Born in Tokyo in 1942, Ryōji Akiyama is the son of photographer Celadon Akiyama. A graduate of the Faculty of Arts at Waseda University, he worked in the photo department of the Associated Press and later for the daily newspaper Asahi Shimbun. His works are held in several prestigious institutions, such as the Museum of Modern Art in New York, the Tokyo Photographic Art Museum, the Miyagi Prefectural Museum of Art, and the Kure Municipal Museum of Art.

 

Between October 1981 and June 1982, at the age of 40, Akiyama was commissioned by the Japanese company Konica Minolta to travel to China to promote the “Sakura” color film, at a time when black and white was still dominant. With the support of the China Photographers Association, he visited the country five times over eight months, visiting twelve cities including Beijing, Shanghai, Kunming, Chengdu, Hohhot, and Ürümqi. Equipped with a Rolleiflex and film limiting each roll to 12 exposures, he captured more than 8,000 images on over 700 rolls.

Through careful observation and meticulous documentation of the daily lives of Chinese children at the beginning of the Reform and Opening period (2), Ryoji Akiyama captures the freedom and vitality that emanated from these children.

Frank gazes, innocent smiles, natural gestures: his young subjects, bathed in the light of the streets and alleys, embody the tranquility and hope of this era. Their silhouettes blend into the cities and bustling crowds, becoming silent witnesses to a collective memory specific to the 1980s.

 

“Children are like photographic paper, like light: they reveal adults. Photographing children is also photographing adults. Looking at them, we perceive hope, but also the current state of the adults we are.

Digital cameras encourage excessive snapshots, an overabundance I oppose. Photography is, above all, a moment—capturing it requires a lot of effort.”

  • Ryoji Akiyama

 

In 1982, he published Dear Old Days, a collection of these photographs. The following year, he published the photo book Hello, Little Friends – Chinese children (Chūgoku no kodomotachi: Akiyama Ryoji shashinshū) simultaneously in Japan and China. In 2015, a Chinese internet user shared some of these images on social media, sparking an unexpected collective emotion. This enthusiasm led to the reissue of Hello, Little Friends by the Japanese publishing house Seisodo in 2019. The following year, on the occasion of Children’s Day (June 1), Seisodo published a second volume, Dear Old Days II, composed of 122 previously unpublished images found in a dusty box in the artist’s attic.

 

AFTERART PHOTOLAB

AFTERART PHOTOLAB is a space dedicated to film photography, located in the Jing’an district of Shanghai. In addition to its exhibitions, it offers custom framing, color and black-and-white film processing and scanning, as well as mechanical processing of motion picture films.

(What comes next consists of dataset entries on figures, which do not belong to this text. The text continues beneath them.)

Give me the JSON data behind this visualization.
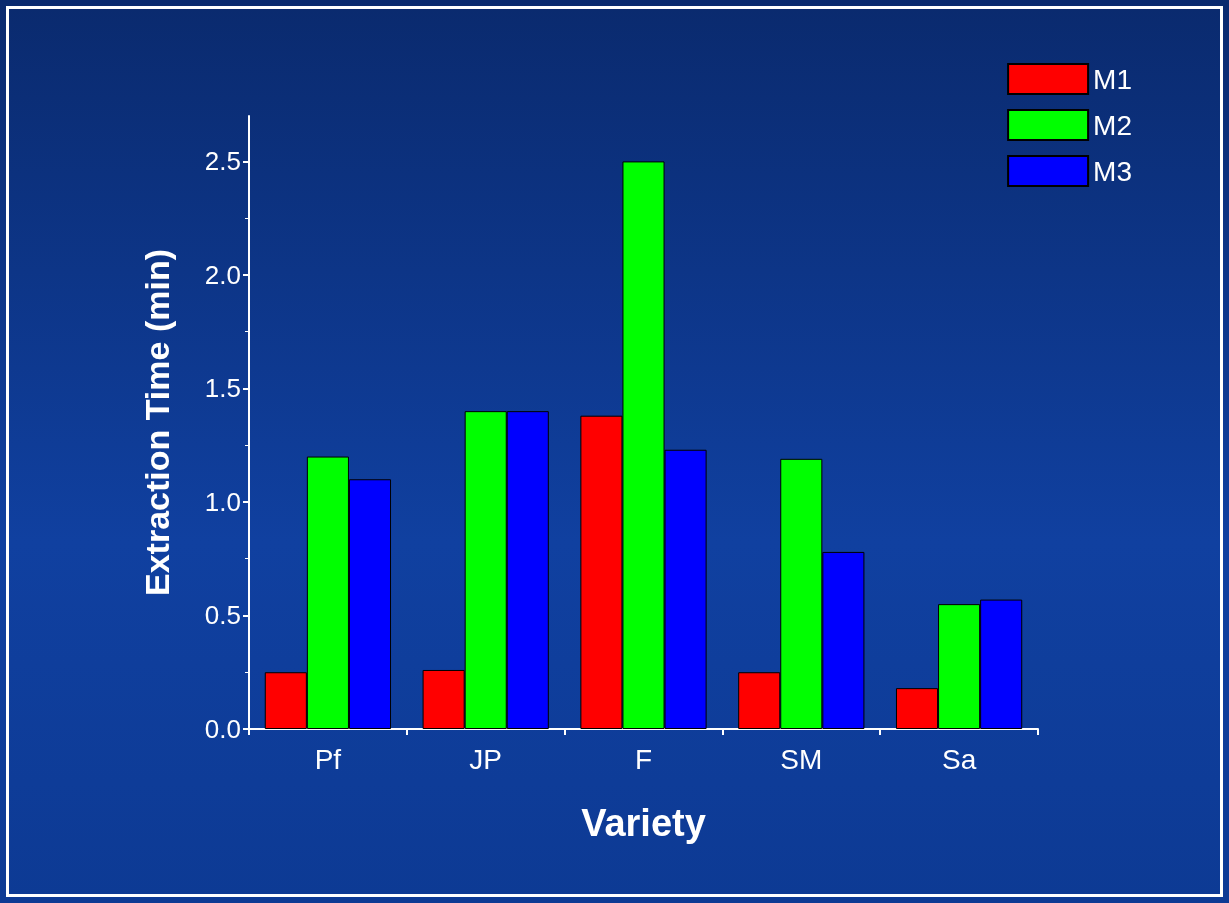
{
  "chart_data": {
    "type": "bar",
    "xlabel": "Variety",
    "ylabel": "Extraction Time (min)",
    "categories": [
      "Pf",
      "JP",
      "F",
      "SM",
      "Sa"
    ],
    "series": [
      {
        "name": "M1",
        "color": "#ff0000",
        "values": [
          0.25,
          0.26,
          1.38,
          0.25,
          0.18
        ]
      },
      {
        "name": "M2",
        "color": "#00ff00",
        "values": [
          1.2,
          1.4,
          2.5,
          1.19,
          0.55
        ]
      },
      {
        "name": "M3",
        "color": "#0000ff",
        "values": [
          1.1,
          1.4,
          1.23,
          0.78,
          0.57
        ]
      }
    ],
    "ylim": [
      0,
      2.7
    ],
    "yticks": [
      {
        "value": 0,
        "label": "0.0"
      },
      0.5,
      {
        "value": 1,
        "label": "1.0"
      },
      1.5,
      {
        "value": 2,
        "label": "2.0"
      },
      2.5
    ],
    "grid": false,
    "legend": "top right"
  }
}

The space also has a darkroom and plans to soon offer color and black-and-white printing classes. Photo book readings, workshops, and meetings will gradually enrich the program, making this laboratory a true place of sharing and creation for photography enthusiasts and professionals alike.

Deng Qiwen

 

Nong Hao, Ryoji Akiyama Photography Exhibition
April 4 to June 6, 2025
AFTERART PHOTOLAB
No. 22 North Fujian Rd, Jing’an District, Shanghai, China
Exhibition open daily, 10:30 a.m. to 6:00 p.m.
http://xhslink.com/a/hgNgbdvjb4Zcb

 

(1) “Nong Hao” (侬好) is a greeting in the Shanghainese dialect, meaning “Hello” or “Hello.”

(2) The Reform and Opening Up, launched by Deng Xiaoping in 1978, refers to a series of economic and social reforms aimed at modernizing China and integrating it into the global economy.